Fowler, who had turned down a $15.8 million qualifying offer from the Cubs, ended up signing for $8 million in 2016 and a $9 million mutual option (which the Cubs can buy out for $5 million). It's a lot less than if he had taken the qualifying offer, but he said he was happy to go "back to what you know."
The Cubs cleared room in an already-crowded outfield by trading Chris Coghlan to the Oakland Athletics for right-hander Aaron Brooks. Still, the immediate speculation: What do the Cubs do with Jorge Soler?
I'm not sure they have to do anything. Assuming Fowler goes back to center field and Jason Heyward now slides back to right field, where he's won three Gold Gloves and has excellent defensive metrics, Soler is seemingly out of a regular job with Kyle Schwarber entrenched in left field. But there should still be plenty of playing time for Soler. Here's a possible scenario:
Fowler: Starts 135 games in center field (135 total).
Heyward: Starts 27 games in center field, 123 in right field (150 total).
Schwarber: Starts 100 games in left field, 25 at catcher, 10 at DH (135 total).
Soler: Starts 39 games in right field, 62 in left field (101 total).
Sure, you'd prefer a young player with breakout potential like Soler to play every day. But in 100 starts, plus pinch-hitting opportunities, he's still going to get close to 500 plate appearances. It keeps everyone rested, allows manager Joe Maddon to mix and match based on the opposing pitcher or his own pitcher, and if somebody does get hurt, there is depth available. Plus, now there are two guys who can play center field as opposed to just having Heyward. So, no, I don't trade Soler.

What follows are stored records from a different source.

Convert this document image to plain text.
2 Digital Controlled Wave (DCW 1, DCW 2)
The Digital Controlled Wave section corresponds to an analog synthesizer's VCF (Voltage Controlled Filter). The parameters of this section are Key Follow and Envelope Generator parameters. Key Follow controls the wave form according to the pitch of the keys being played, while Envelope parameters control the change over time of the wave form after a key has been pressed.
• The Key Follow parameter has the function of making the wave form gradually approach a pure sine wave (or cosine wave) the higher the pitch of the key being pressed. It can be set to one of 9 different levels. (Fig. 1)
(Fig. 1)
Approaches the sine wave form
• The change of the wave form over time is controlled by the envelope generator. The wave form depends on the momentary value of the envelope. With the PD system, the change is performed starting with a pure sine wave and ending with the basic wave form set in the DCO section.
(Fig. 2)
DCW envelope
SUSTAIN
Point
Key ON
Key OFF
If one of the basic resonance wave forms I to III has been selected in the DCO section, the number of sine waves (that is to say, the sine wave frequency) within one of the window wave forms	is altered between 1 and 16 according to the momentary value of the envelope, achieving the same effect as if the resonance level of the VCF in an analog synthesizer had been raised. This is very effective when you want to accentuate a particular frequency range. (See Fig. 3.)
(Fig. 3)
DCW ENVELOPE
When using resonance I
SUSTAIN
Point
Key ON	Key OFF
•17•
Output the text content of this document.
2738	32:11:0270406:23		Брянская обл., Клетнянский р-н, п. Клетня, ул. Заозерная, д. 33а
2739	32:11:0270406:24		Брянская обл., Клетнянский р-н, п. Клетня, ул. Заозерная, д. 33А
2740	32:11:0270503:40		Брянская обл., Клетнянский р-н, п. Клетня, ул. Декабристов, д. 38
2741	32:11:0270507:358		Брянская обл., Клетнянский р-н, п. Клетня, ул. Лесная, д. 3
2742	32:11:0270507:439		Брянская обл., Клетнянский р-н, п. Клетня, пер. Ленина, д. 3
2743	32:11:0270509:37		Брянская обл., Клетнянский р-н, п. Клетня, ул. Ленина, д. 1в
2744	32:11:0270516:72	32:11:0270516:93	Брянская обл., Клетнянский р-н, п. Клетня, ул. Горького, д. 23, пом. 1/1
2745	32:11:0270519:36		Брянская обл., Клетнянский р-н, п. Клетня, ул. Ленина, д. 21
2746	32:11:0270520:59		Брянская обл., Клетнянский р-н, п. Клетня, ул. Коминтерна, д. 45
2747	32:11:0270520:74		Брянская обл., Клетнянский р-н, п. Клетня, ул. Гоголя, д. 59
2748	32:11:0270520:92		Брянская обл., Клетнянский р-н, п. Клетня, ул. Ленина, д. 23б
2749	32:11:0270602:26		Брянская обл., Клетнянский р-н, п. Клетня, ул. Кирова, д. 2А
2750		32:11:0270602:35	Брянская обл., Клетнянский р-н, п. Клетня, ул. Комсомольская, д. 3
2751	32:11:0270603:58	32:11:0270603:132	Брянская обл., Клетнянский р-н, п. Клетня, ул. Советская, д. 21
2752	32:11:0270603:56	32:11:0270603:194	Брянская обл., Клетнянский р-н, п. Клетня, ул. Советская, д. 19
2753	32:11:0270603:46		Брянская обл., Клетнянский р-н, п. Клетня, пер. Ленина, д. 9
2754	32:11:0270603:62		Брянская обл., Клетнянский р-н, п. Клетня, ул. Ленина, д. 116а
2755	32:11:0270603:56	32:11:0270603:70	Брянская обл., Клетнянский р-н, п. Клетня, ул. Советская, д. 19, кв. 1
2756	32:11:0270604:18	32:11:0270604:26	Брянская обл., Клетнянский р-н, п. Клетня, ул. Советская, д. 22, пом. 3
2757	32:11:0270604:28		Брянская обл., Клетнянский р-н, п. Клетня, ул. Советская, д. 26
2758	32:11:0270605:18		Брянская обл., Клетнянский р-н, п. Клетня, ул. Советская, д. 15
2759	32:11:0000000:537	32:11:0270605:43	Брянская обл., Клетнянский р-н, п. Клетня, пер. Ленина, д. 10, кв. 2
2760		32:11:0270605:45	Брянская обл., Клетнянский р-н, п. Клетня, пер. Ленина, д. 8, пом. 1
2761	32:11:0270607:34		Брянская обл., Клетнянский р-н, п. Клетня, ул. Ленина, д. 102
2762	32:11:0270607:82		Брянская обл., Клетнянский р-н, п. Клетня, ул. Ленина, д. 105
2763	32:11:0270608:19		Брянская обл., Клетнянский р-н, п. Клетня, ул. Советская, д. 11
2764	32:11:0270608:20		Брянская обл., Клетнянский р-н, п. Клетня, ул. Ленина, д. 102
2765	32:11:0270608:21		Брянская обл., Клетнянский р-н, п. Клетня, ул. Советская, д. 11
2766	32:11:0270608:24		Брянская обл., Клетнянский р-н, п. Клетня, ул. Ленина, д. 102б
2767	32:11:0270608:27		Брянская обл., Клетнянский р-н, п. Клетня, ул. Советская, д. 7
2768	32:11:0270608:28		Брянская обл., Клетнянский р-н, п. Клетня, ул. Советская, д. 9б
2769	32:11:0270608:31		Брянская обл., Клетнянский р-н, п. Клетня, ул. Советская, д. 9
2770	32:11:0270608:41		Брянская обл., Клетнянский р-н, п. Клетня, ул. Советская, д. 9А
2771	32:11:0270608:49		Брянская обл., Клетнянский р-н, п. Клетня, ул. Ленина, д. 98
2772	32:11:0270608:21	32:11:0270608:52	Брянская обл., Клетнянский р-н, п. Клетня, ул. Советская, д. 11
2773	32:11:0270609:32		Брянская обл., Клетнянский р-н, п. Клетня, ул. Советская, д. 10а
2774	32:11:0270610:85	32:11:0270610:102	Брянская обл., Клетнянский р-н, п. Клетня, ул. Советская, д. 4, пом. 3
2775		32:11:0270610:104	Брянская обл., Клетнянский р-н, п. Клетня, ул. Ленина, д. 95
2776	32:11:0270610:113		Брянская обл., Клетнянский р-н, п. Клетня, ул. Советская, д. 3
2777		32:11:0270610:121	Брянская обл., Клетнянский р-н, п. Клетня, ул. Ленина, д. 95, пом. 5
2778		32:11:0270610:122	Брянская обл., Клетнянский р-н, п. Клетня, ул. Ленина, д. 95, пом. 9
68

The biggest issue in the above scenario is whether the Cubs still consider Schwarber a catcher. But we also don't know if Schwarber can hit lefties yet (he hit .143/.213/.268 against them). Yes, it might not work to make him a platoon player this early in his career, but the Cubs are trying to win a World Series here. It's possible that, at least for 2016, Schwarber and Soler essentially form a platoon in left field, with Fowler and Heyward playing more or less every day.
Maddon will have to keep everyone happy, but he's the right manager to do that. The Cubs might already have been the best team (on paper), and now they're a little better.